John Tronson, principal with the Ramsey-Shilling Co. brokerage, said the second studio buy reveals that "Coleman has become comfortable with the studio business, comfortable he can keep the stages rented at good prices."
Until the recent writer's strike, demand for stages was strong, and some fretted Hollywood didn't have enough to keep show business in town.
The wholesale conversion of the Tribune and Sunset-Gower lots to "higher and better uses" is not probable anytime soon, said Tronson. "The position of the (Los Angeles) City Council on this is pretty clear: they want the stages to stay, that they are irreplaceable assets."
But in order to entice Coleman to keep filming, the city would likely offer inducements, such as leniency in zonings for additional entertainment industry-related buildings on the lots, such as creative office space.

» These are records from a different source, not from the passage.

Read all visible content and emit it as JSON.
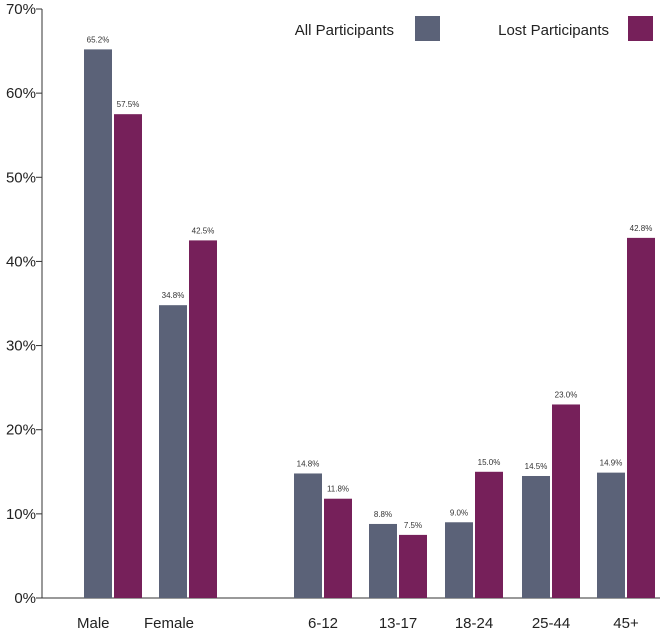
{
  "chart_data": {
    "type": "bar",
    "categories": [
      "Male",
      "Female",
      "6-12",
      "13-17",
      "18-24",
      "25-44",
      "45+"
    ],
    "series": [
      {
        "name": "All Participants",
        "color": "#5b6278",
        "values": [
          65.2,
          34.8,
          14.8,
          8.8,
          9.0,
          14.5,
          14.9
        ]
      },
      {
        "name": "Lost Participants",
        "color": "#76205a",
        "values": [
          57.5,
          42.5,
          11.8,
          7.5,
          15.0,
          23.0,
          42.8
        ]
      }
    ],
    "data_labels": [
      [
        "65.2%",
        "34.8%",
        "14.8%",
        "8.8%",
        "9.0%",
        "14.5%",
        "14.9%"
      ],
      [
        "57.5%",
        "42.5%",
        "11.8%",
        "7.5%",
        "15.0%",
        "23.0%",
        "42.8%"
      ]
    ],
    "yticks": [
      "0%",
      "10%",
      "20%",
      "30%",
      "40%",
      "50%",
      "60%",
      "70%"
    ],
    "ylim": [
      0,
      70
    ],
    "legend_position": "top-right",
    "grid": false
  }
}
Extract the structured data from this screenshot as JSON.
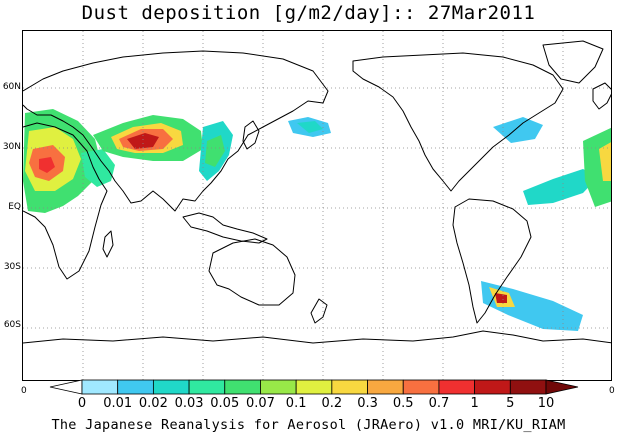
{
  "title": "Dust deposition [g/m2/day]:: 27Mar2011",
  "footer": "The Japanese Reanalysis for Aerosol (JRAero) v1.0 MRI/KU_RIAM",
  "latitude_labels": [
    "60N",
    "30N",
    "EQ",
    "30S",
    "60S"
  ],
  "colorbar": {
    "left_edge_label": "0",
    "right_edge_label": "0",
    "tick_labels": [
      "0",
      "0.01",
      "0.02",
      "0.03",
      "0.05",
      "0.07",
      "0.1",
      "0.2",
      "0.3",
      "0.5",
      "0.7",
      "1",
      "5",
      "10"
    ],
    "colors": [
      "#ffffff",
      "#a0e8ff",
      "#40c8f0",
      "#20d8c8",
      "#30e8a0",
      "#40e070",
      "#98e848",
      "#e0f040",
      "#f8d840",
      "#f8a840",
      "#f87040",
      "#f03030",
      "#c01818",
      "#901010",
      "#700808"
    ]
  }
}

Others have speculated that outsized studio lots, in densifying urban locations, will eventually go the way of used car lots, or other land-hungry enterprises, such as the old Marineland theme park in Palos Verde, or Gilmore Field just south of Hollywood, where midget auto racers circled the oval track, back in the 1930s.
"Sooner or later, the pressures just eat up the land," said one broker.

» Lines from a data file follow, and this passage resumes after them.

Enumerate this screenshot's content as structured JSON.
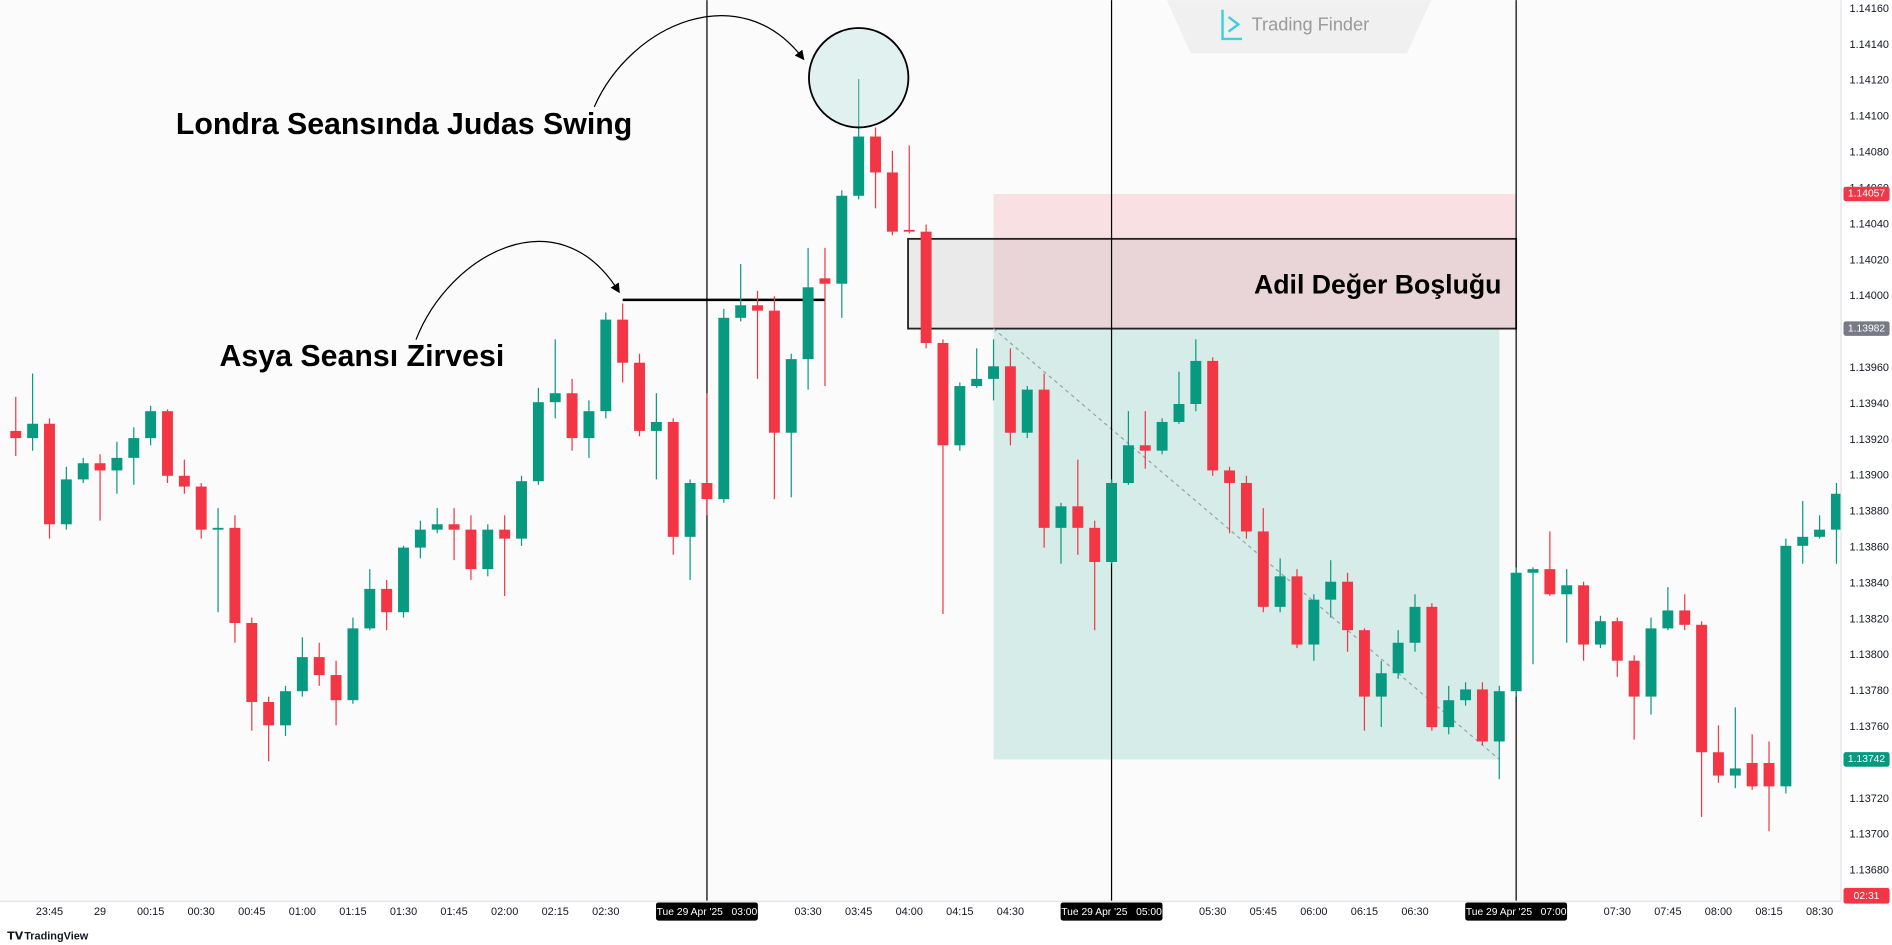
{
  "watermark": "Trading Finder",
  "footer": "TradingView",
  "chart_data": {
    "type": "candlestick",
    "categories": [
      null,
      null,
      "23:45",
      null,
      null,
      "29",
      null,
      null,
      "00:15",
      null,
      null,
      "00:30",
      null,
      null,
      "00:45",
      null,
      null,
      "01:00",
      null,
      null,
      "01:15",
      null,
      null,
      "01:30",
      null,
      null,
      "01:45",
      null,
      null,
      "02:00",
      null,
      null,
      "02:15",
      null,
      null,
      "02:30",
      null,
      null,
      null,
      null,
      null,
      "Tue 29 Apr '25   03:00",
      null,
      null,
      null,
      null,
      null,
      "03:30",
      null,
      null,
      "03:45",
      null,
      null,
      "04:00",
      null,
      null,
      "04:15",
      null,
      null,
      "04:30",
      null,
      null,
      null,
      null,
      null,
      "Tue 29 Apr '25   05:00",
      null,
      null,
      null,
      null,
      null,
      "05:30",
      null,
      null,
      "05:45",
      null,
      null,
      "06:00",
      null,
      null,
      "06:15",
      null,
      null,
      "06:30",
      null,
      null,
      null,
      null,
      null,
      "Tue 29 Apr '25   07:00",
      null,
      null,
      null,
      null,
      null,
      "07:30",
      null,
      null,
      "07:45",
      null,
      null,
      "08:00",
      null,
      null,
      "08:15",
      null,
      null,
      "08:30",
      null
    ],
    "open": [
      1.13925,
      1.13921,
      1.13929,
      1.13873,
      1.13898,
      1.13907,
      1.13903,
      1.1391,
      1.13921,
      1.13936,
      1.139,
      1.13894,
      1.1387,
      1.13871,
      1.13818,
      1.13774,
      1.13761,
      1.1378,
      1.13799,
      1.13789,
      1.13775,
      1.13815,
      1.13837,
      1.13824,
      1.1386,
      1.1387,
      1.13873,
      1.1387,
      1.13848,
      1.1387,
      1.13865,
      1.13897,
      1.13941,
      1.13946,
      1.13921,
      1.13936,
      1.13987,
      1.13963,
      1.13925,
      1.1393,
      1.13866,
      1.13896,
      1.13887,
      1.13988,
      1.13995,
      1.13992,
      1.13924,
      1.13965,
      1.1401,
      1.14007,
      1.14056,
      1.14089,
      1.14069,
      1.14037,
      1.14036,
      1.13974,
      1.13917,
      1.1395,
      1.13954,
      1.13961,
      1.13924,
      1.13948,
      1.13871,
      1.13883,
      1.13871,
      1.13852,
      1.13896,
      1.13917,
      1.13914,
      1.1393,
      1.1394,
      1.13964,
      1.13903,
      1.13896,
      1.13869,
      1.13827,
      1.13844,
      1.13806,
      1.13831,
      1.13841,
      1.13814,
      1.13777,
      1.1379,
      1.13807,
      1.13827,
      1.1376,
      1.13775,
      1.13781,
      1.13752,
      1.1378,
      1.13846,
      1.13848,
      1.13834,
      1.13839,
      1.13806,
      1.13819,
      1.13797,
      1.13777,
      1.13815,
      1.13825,
      1.13817,
      1.13746,
      1.13733,
      1.1374,
      1.1374,
      1.13727,
      1.13861,
      1.13866,
      1.1387
    ],
    "high": [
      1.13944,
      1.13957,
      1.13932,
      1.13905,
      1.1391,
      1.13912,
      1.13919,
      1.13927,
      1.13939,
      1.13937,
      1.13909,
      1.13896,
      1.13882,
      1.13878,
      1.13821,
      1.13777,
      1.13783,
      1.1381,
      1.13807,
      1.13797,
      1.13821,
      1.13848,
      1.13842,
      1.13861,
      1.13875,
      1.13882,
      1.13882,
      1.13878,
      1.13873,
      1.13878,
      1.139,
      1.13949,
      1.13976,
      1.13954,
      1.13942,
      1.13991,
      1.13996,
      1.13968,
      1.13946,
      1.13932,
      1.13898,
      1.13946,
      1.13993,
      1.14018,
      1.14003,
      1.14,
      1.13968,
      1.14027,
      1.14027,
      1.14059,
      1.14121,
      1.14094,
      1.14081,
      1.14084,
      1.1404,
      1.13976,
      1.13952,
      1.13971,
      1.13976,
      1.13971,
      1.1395,
      1.13957,
      1.13885,
      1.13909,
      1.13875,
      1.13898,
      1.13936,
      1.13936,
      1.13932,
      1.13958,
      1.13976,
      1.13966,
      1.13905,
      1.139,
      1.13882,
      1.13854,
      1.13848,
      1.13834,
      1.13853,
      1.13846,
      1.13815,
      1.13797,
      1.13814,
      1.13834,
      1.13829,
      1.13783,
      1.13785,
      1.13785,
      1.13783,
      1.13849,
      1.13849,
      1.13869,
      1.13848,
      1.13841,
      1.13822,
      1.13821,
      1.138,
      1.13821,
      1.13838,
      1.13834,
      1.13819,
      1.13761,
      1.13771,
      1.13756,
      1.13752,
      1.13865,
      1.13886,
      1.13878,
      1.13896
    ],
    "low": [
      1.13911,
      1.13914,
      1.13865,
      1.1387,
      1.13896,
      1.13875,
      1.1389,
      1.13895,
      1.13917,
      1.13896,
      1.1389,
      1.13865,
      1.13824,
      1.13807,
      1.13758,
      1.13741,
      1.13755,
      1.13777,
      1.13783,
      1.13761,
      1.13773,
      1.13814,
      1.13814,
      1.13821,
      1.13854,
      1.13868,
      1.13853,
      1.13842,
      1.13844,
      1.13833,
      1.13861,
      1.13895,
      1.13932,
      1.13914,
      1.1391,
      1.13932,
      1.13952,
      1.13922,
      1.13898,
      1.13856,
      1.13842,
      1.13878,
      1.13885,
      1.13986,
      1.13954,
      1.13887,
      1.13888,
      1.13948,
      1.1395,
      1.13988,
      1.14054,
      1.14049,
      1.14034,
      1.14035,
      1.13971,
      1.13823,
      1.13914,
      1.13949,
      1.13942,
      1.13917,
      1.13921,
      1.1386,
      1.13851,
      1.13856,
      1.13814,
      1.13851,
      1.13895,
      1.13904,
      1.13912,
      1.13929,
      1.13936,
      1.139,
      1.13868,
      1.13865,
      1.13824,
      1.13824,
      1.13804,
      1.13797,
      1.13821,
      1.13802,
      1.13758,
      1.1376,
      1.13787,
      1.13802,
      1.13758,
      1.13756,
      1.13772,
      1.1375,
      1.13731,
      1.13777,
      1.13795,
      1.13833,
      1.13807,
      1.13797,
      1.13804,
      1.13788,
      1.13753,
      1.13767,
      1.13814,
      1.13814,
      1.1371,
      1.13729,
      1.13726,
      1.13725,
      1.13702,
      1.13723,
      1.13851,
      1.13865,
      1.13851
    ],
    "close": [
      1.13921,
      1.13929,
      1.13873,
      1.13898,
      1.13907,
      1.13903,
      1.1391,
      1.13921,
      1.13936,
      1.139,
      1.13894,
      1.1387,
      1.13871,
      1.13818,
      1.13774,
      1.13761,
      1.1378,
      1.13799,
      1.13789,
      1.13775,
      1.13815,
      1.13837,
      1.13824,
      1.1386,
      1.1387,
      1.13873,
      1.1387,
      1.13848,
      1.1387,
      1.13865,
      1.13897,
      1.13941,
      1.13946,
      1.13921,
      1.13936,
      1.13987,
      1.13963,
      1.13925,
      1.1393,
      1.13866,
      1.13896,
      1.13887,
      1.13988,
      1.13995,
      1.13992,
      1.13924,
      1.13965,
      1.14005,
      1.14007,
      1.14056,
      1.14089,
      1.14069,
      1.14036,
      1.14036,
      1.13974,
      1.13917,
      1.1395,
      1.13954,
      1.13961,
      1.13924,
      1.13948,
      1.13871,
      1.13883,
      1.13871,
      1.13852,
      1.13896,
      1.13917,
      1.13914,
      1.1393,
      1.1394,
      1.13964,
      1.13903,
      1.13896,
      1.13869,
      1.13827,
      1.13844,
      1.13806,
      1.13831,
      1.13841,
      1.13814,
      1.13777,
      1.1379,
      1.13807,
      1.13827,
      1.1376,
      1.13775,
      1.13781,
      1.13752,
      1.1378,
      1.13846,
      1.13848,
      1.13834,
      1.13839,
      1.13806,
      1.13819,
      1.13797,
      1.13777,
      1.13815,
      1.13825,
      1.13817,
      1.13746,
      1.13733,
      1.13737,
      1.13727,
      1.13727,
      1.13861,
      1.13866,
      1.1387,
      1.1389
    ],
    "up_color": "#089981",
    "down_color": "#f23645",
    "ylim": [
      1.13663,
      1.14165
    ],
    "yticks": [
      {
        "value": 1.1416,
        "label": "1.14160"
      },
      {
        "value": 1.1414,
        "label": "1.14140"
      },
      {
        "value": 1.1412,
        "label": "1.14120"
      },
      {
        "value": 1.141,
        "label": "1.14100"
      },
      {
        "value": 1.1408,
        "label": "1.14080"
      },
      {
        "value": 1.1406,
        "label": "1.14060"
      },
      {
        "value": 1.1404,
        "label": "1.14040"
      },
      {
        "value": 1.1402,
        "label": "1.14020"
      },
      {
        "value": 1.14,
        "label": "1.14000"
      },
      {
        "value": 1.1398,
        "label": "1.13980"
      },
      {
        "value": 1.1396,
        "label": "1.13960"
      },
      {
        "value": 1.1394,
        "label": "1.13940"
      },
      {
        "value": 1.1392,
        "label": "1.13920"
      },
      {
        "value": 1.139,
        "label": "1.13900"
      },
      {
        "value": 1.1388,
        "label": "1.13880"
      },
      {
        "value": 1.1386,
        "label": "1.13860"
      },
      {
        "value": 1.1384,
        "label": "1.13840"
      },
      {
        "value": 1.1382,
        "label": "1.13820"
      },
      {
        "value": 1.138,
        "label": "1.13800"
      },
      {
        "value": 1.1378,
        "label": "1.13780"
      },
      {
        "value": 1.1376,
        "label": "1.13760"
      },
      {
        "value": 1.1374,
        "label": "1.13740"
      },
      {
        "value": 1.1372,
        "label": "1.13720"
      },
      {
        "value": 1.137,
        "label": "1.13700"
      },
      {
        "value": 1.1368,
        "label": "1.13680"
      }
    ],
    "grid": false,
    "countdown": "02:31",
    "judas_label": "Londra Seansında Judas Swing",
    "asia_label": "Asya Seansı Zirvesi",
    "asia_high": 1.13998,
    "fair_value_gap": {
      "label": "Adil Değer Boşluğu",
      "top": 1.14032,
      "bottom": 1.13982
    },
    "position": {
      "stop": 1.14057,
      "entry": 1.13982,
      "target": 1.13742,
      "loss_color": "#f23645",
      "profit_color": "#089981",
      "entry_color": "#787b86"
    }
  }
}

The pressures seem to be mounting in Hollywood. For decades a backwater in Los Angeles, in the 1990s Tinseltown began to revive, boosted in part by the city-subsidized the Hollywood & Highland mall on Hollywood Boulevard. (built by Trizec, it failed and was acquired by CIM Group at a vast discount; CIM now owns many top sites along Hollywood Boulevard.) The mall was connected to a new subway stop, and there has been a residential and nightlife renaissance as well.
Indeed, more than $3 billion worth of development is slated within Hollywood's 1,107 acres, according to the City of Los Angeles Community Redevelopment Agency.

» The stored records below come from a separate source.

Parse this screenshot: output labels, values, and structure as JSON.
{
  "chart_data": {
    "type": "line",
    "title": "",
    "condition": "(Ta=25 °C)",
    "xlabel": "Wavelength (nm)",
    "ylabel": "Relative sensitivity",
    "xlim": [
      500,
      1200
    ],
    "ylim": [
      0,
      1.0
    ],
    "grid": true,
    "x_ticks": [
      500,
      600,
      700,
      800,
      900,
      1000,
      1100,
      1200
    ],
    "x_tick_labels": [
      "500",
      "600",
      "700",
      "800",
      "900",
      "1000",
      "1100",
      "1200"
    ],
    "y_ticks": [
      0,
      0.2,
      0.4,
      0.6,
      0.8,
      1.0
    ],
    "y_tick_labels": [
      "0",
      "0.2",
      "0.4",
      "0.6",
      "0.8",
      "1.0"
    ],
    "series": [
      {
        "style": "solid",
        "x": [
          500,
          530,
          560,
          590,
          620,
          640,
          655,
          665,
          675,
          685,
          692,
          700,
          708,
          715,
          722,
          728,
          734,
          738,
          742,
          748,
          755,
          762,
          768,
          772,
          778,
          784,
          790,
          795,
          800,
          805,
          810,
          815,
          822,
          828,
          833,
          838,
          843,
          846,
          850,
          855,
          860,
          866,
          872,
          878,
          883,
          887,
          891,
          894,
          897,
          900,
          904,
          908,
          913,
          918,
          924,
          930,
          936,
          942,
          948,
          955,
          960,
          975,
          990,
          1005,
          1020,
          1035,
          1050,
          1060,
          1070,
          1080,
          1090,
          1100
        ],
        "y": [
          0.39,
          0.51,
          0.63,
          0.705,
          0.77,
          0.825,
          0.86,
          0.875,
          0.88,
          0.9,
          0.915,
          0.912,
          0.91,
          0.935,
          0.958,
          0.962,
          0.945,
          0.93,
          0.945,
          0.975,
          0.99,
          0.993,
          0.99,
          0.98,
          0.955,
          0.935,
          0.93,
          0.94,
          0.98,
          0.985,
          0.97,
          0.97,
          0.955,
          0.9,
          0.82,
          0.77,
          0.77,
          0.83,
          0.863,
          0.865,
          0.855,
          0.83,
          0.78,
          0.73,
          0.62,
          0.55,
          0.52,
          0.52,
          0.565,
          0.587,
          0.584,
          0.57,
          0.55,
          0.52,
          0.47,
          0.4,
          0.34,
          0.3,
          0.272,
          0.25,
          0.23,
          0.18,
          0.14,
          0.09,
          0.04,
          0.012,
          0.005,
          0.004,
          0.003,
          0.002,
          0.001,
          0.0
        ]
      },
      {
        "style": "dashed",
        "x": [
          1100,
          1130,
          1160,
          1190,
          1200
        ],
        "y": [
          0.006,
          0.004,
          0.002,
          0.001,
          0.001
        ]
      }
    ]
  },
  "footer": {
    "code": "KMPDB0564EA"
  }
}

At Hollywood and Vine alone, the former crossroads of movie and radio businesses, at least $1.2 billion in developments with more than 2,000 housing units are underway or planned, including the huge Hollywood & Vine mixed-use project by Legacy Partners, which will house a W Hotel.
Ramsey-Shilling broker Tronson reports retail rents have risen steeply in recent years, while Hollywood office priced doubles to $400 a square footin
2007 from $200 a square foot in 2004 according to reports issued by brokerage Grubb & Ellis.
Coleman's latest acquisition, the Tribune lot , is steeped in Tinseltown lore, having been bought by Warner Bros. in 1920. "The Jazz Singer," the first talkie ever produced, was shot there, starring Al Jolson. Paramount Pictures bought the lot in 1954, and shot TV shows, including the long-running serial "Gunsmoke."
Tribune Co. acquired the property in 1986 from Gene Autry's Golden West Broadcasting, which had purchased the lot in 1963. Until his recent death, veteran newscaster Hal Fishman anchored the KTLA news from the studio almost every night for nearly 40 years.
Of course, the Chicago-based Tribune Co., a media conglomerate, was acquired last year by Zell, who is now selling off assets in part to pay down debt. Sound familiar?